These are tests designed to test decimal to float conversions (dec2flt
) used
by the standard library.
It consistes of a collection of test generators that each generate a set of
patterns intended to test a specific property. In addition, there are exhaustive
tests (for <= f32
) and fuzzers (for anything that can't be run exhaustively).
The generators work as follows:
-
Each generator is a struct that lives somewhere in the
gen
module. Usually it is generic over a float type. -
These generators must implement
Iterator
, which should return a context type that can be used to construct a test string (but usually not the string itself). -
They must also implement the
Generator
trait, which provides a method to write test context to a string as a test case, as well as some extra metadata.The split between context generation and string construction is so that we can reuse string allocations.
-
Each generator gets registered once for each float type. Each of these generators then get their iterator called, and each test case checked against the float type's parse implementation.

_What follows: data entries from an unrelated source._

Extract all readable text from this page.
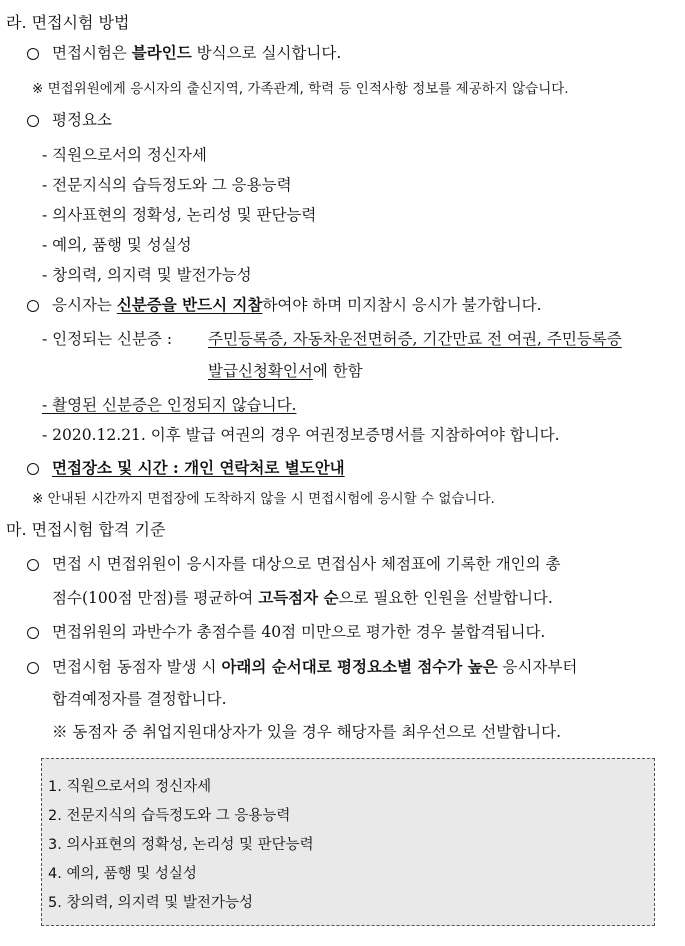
라. 면접시험 방법
면접시험은 블라인드 방식으로 실시합니다.
※ 면접위원에게 응시자의 출신지역, 가족관계, 학력 등 인적사항 정보를 제공하지 않습니다.
평정요소
- 직원으로서의 정신자세
- 전문지식의 습득정도와 그 응용능력
- 의사표현의 정확성, 논리성 및 판단능력
- 예의, 품행 및 성실성
- 창의력, 의지력 및 발전가능성
응시자는 신분증을 반드시 지참하여야 하며 미지참시 응시가 불가합니다.
- 인정되는 신분증 : 주민등록증, 자동차운전면허증, 기간만료 전 여권, 주민등록증
발급신청확인서에 한함
- 촬영된 신분증은 인정되지 않습니다.
- 2020.12.21. 이후 발급 여권의 경우 여권정보증명서를 지참하여야 합니다.
면접장소 및 시간 : 개인 연락처로 별도안내
※ 안내된 시간까지 면접장에 도착하지 않을 시 면접시험에 응시할 수 없습니다.
마. 면접시험 합격 기준
면접 시 면접위원이 응시자를 대상으로 면접심사 체점표에 기록한 개인의 총
점수(100점 만점)를 평균하여 고득점자 순으로 필요한 인원을 선발합니다.
면접위원의 과반수가 총점수를 40점 미만으로 평가한 경우 불합격됩니다.
면접시험 동점자 발생 시 아래의 순서대로 평정요소별 점수가 높은 응시자부터
합격예정자를 결정합니다.
※ 동점자 중 취업지원대상자가 있을 경우 해당자를 최우선으로 선발합니다.
1. 직원으로서의 정신자세
2. 전문지식의 습득정도와 그 응용능력
3. 의사표현의 정확성, 논리성 및 판단능력
4. 예의, 품행 및 성실성
5. 창의력, 의지력 및 발전가능성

Some generators produce decimal strings, others create bit patterns that need to
be bitcasted to the float type, which then uses its Display
implementation to
write to a string. For these, float to decimal (flt2dec
) conversions also get
tested, if unintentionally.
For each test case, the following is done:
- The test string is parsed to the float type using the standard library's implementation.
- The test string is parsed separately to a
BigRational
, which acts as a representation with infinite precision. - The rational value then gets checked that it is within the float's representable values (absolute value greater than the smallest number to round to zero, but less less than the first value to round to infinity). If these limits are exceeded, check that the parsed float reflects that.
- For real nonzero numbers, the parsed float is converted into a rational using
significand * 2^exponent
. It is then checked against the actual rational value, and verified to be within half a bit's precision of the parsed value. Also it is checked that ties round to even.
This is all highly parallelized with rayon
; test generators can run in
parallel, and their tests get chunked and run in parallel.
There is a simple command line that allows filtering which tests are run,
setting the number of iterations for fuzzing tests, limiting failures, setting
timeouts, etc. See main.rs
or run with --help
for options.
Note that when running via ./x
, only tests that take less than a few minutes
are run by default. Navigate to the crate (or pass -C
to Cargo) and run it
directly to run all tests or pass specific arguments.